Rieccomi. Pensavate fossi scomparsa, sparita, dileguata. E invece no, manca quell’ultima cosa da fare, ed è un impegno continuo.

Sono passate due settimane esatte, dacchè ci siamo insediati nella nuova casa.

E’ grande, è panoramica e ci staremo bene. Ma un ciccinin sporca (in realtà da paura) e praticamente tutta da ritinteggiare. Prezzo da pagare per avere un affitto particolarmente onesto.

Una persona normale avrebbe chiamato gli imbianchini e magari qualcuno per pulire la sozzura depositata ovunque. Chi ci abitava praticamente ha fatto solo quello, non pulendo completamente per anni. Talchè Madeleine ha dovuto darci dentro con l’acido muriatico prima di vedere di che colore era il pavimento del cucinino (per fortuna in graniglia).

Ovviamente Madeleine, sempre in procinto di concludere qualcosa, manco non avesse nulla da fare, si è improvisata imbianchino. (Pittrice. manco stesse facendo la Cappella Sistina).

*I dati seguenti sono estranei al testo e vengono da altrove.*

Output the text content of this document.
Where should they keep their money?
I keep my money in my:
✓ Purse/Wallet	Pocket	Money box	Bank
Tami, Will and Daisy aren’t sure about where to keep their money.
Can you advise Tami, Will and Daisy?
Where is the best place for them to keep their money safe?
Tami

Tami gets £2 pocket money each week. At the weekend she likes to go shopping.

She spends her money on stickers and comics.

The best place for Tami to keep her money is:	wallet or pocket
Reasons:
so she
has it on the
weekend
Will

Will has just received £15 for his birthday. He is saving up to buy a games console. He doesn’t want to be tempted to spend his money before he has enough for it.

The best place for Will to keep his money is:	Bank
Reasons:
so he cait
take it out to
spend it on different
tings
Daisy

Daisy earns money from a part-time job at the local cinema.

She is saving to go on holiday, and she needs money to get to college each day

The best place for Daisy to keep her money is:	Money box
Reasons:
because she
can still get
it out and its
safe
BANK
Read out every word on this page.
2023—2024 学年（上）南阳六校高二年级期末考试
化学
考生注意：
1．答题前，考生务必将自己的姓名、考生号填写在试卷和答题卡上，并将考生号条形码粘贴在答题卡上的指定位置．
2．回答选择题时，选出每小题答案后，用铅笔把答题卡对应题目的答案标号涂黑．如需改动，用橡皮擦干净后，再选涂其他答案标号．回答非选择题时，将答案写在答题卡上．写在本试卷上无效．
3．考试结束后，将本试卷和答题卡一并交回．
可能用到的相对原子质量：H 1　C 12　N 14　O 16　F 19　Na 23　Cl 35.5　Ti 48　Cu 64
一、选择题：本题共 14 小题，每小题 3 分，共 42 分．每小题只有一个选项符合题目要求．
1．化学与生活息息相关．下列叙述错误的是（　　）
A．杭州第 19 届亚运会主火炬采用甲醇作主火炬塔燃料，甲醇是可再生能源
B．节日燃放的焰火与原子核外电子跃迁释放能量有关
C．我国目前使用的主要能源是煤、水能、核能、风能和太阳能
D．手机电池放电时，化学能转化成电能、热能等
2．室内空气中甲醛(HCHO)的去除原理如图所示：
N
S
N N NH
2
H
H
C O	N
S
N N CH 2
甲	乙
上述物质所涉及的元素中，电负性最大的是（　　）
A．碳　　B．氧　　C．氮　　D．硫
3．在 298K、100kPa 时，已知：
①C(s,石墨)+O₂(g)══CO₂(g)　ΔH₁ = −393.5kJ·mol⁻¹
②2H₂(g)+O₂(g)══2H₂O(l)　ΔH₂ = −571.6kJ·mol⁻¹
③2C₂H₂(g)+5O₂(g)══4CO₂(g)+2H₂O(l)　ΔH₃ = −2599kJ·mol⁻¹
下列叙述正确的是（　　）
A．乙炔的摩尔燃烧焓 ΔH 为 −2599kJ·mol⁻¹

E niente, cari figlioli e amici , e zii e nipoti, un giorno vi racconterò di una gentildonna che ha avuto l’ardire di fregare sotto il naso a madeleine un pò di soldini, e di come madeleine ha perpetrato il tiro a segno a forza di lanciare Anatemi-che arrivano, e minchia se arrivano.

Insomma la nuova vita è maglio che la vecchia, la 156 è diventata una bici presa usata e Madeleine è contenta così- Che non tutto è come appare.

A parte il conto in banca. Quello sì, purtroppo. E appare in condizioni penose. Ma si mangia e tanto basta.

Madeleine passa il tempo a guardare siti internet e  calendario dei “Mercatoni” dove l’arredamento costa poco, ma è bello uguale. La qualità per ora non è un parametro. Madeleine non sa dove si sveglierà domani mattina-

Magari al mare, e aprendo glio occhi vedrà la sua rocca San Nicola. Dove l’aspetta, abbrozzatissima, un pezzo di cuore.

Ma adesso, Madeleine, torna alla sua ultima cosa da fare.